The Good: Readership of the websites is strong and growing and Internet advertising is at its highest sales level ever. Internet ad spending in the first six months of 2004 was 40 percent higher than in the comparable period in 2003, according to the Interactive Advertising Bureau. The New York Times’ website became profitable for the first time in ’03; the Washington Post’s did the same in ’04.
The Bad: The revenue gap. For the first three quarters of 2004, the Washington Post booked $433 million in ad revenue, Washingtonpost.com reported $45 million in revenue over the same period. Internet advertising accounts for only 3 percent of total ad spending each year.
The Good: More people have more access to more information in a more timely manner than ever before.
The Bad: They aren’t much willing to pay for it, directly anyway.
The Good: These are still early days for the Internet’s free or almost-free model and Internet readership will continue to grow for the foreseeable future, with ad sales rising along with readership. In addition, Website ads are still undervalued and this will inevitably change over time. Internet ads can “talk back” to advertisers, telling how many times the ad has been seen, and with registration, the demographics and location of the viewer. As ads become more and more targeted (think search engine ads), this information becomes more and more valuable.

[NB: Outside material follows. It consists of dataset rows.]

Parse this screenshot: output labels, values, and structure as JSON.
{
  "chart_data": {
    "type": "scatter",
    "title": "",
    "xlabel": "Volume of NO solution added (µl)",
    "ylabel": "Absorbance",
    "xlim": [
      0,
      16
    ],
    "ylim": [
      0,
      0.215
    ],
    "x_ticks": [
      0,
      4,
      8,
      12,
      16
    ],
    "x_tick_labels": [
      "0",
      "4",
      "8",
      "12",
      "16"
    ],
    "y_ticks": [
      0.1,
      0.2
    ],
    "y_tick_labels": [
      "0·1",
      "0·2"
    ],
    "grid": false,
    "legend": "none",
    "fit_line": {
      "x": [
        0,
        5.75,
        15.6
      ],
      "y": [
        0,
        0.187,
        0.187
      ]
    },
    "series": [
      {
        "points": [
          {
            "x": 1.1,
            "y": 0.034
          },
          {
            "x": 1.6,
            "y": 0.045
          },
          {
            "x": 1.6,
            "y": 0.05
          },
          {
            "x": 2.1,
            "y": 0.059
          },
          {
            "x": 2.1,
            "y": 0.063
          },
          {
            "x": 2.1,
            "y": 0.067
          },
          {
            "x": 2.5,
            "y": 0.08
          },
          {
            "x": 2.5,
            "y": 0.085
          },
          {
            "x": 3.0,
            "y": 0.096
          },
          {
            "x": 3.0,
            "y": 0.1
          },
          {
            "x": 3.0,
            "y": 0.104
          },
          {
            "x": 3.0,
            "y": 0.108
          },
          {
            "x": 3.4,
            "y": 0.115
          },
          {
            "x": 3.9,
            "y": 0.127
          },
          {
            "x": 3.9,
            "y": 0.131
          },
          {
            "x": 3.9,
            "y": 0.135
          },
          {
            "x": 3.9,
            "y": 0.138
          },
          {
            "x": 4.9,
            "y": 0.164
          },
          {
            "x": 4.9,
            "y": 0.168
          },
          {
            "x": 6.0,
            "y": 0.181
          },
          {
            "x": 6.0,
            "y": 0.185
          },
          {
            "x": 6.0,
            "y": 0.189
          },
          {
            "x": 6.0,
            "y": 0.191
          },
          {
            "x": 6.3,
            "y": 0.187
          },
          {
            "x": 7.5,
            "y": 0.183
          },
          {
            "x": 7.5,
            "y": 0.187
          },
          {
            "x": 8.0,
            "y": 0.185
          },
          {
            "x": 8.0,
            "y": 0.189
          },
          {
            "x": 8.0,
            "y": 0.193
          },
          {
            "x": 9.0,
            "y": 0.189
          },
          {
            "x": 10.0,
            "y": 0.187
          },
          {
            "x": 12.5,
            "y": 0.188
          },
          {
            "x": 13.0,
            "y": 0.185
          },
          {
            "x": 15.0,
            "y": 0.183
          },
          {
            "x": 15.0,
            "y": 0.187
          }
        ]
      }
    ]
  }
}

The Bad: many younger people have no use for the physical paper, its bulk, its lack of interactivity, its stasis, the time it takes to absorb.
The Good: the downward trend of physical paper readership will bottom out because there is value in the portability, convenience, durability, and the pure tactility of the physical paper that the Internet will never replace (just like books).
And, as more and more people come to value information and reasoned interpretation through its relatively free and wide availability on cable TV and the Internet, they will also come to more highly appreciate the reliability, quality and geographical applicability of information and opinion available in newspapers, both physical and online.
This is a difficult transitional time – those who can hold out will prosper greatly in the long run.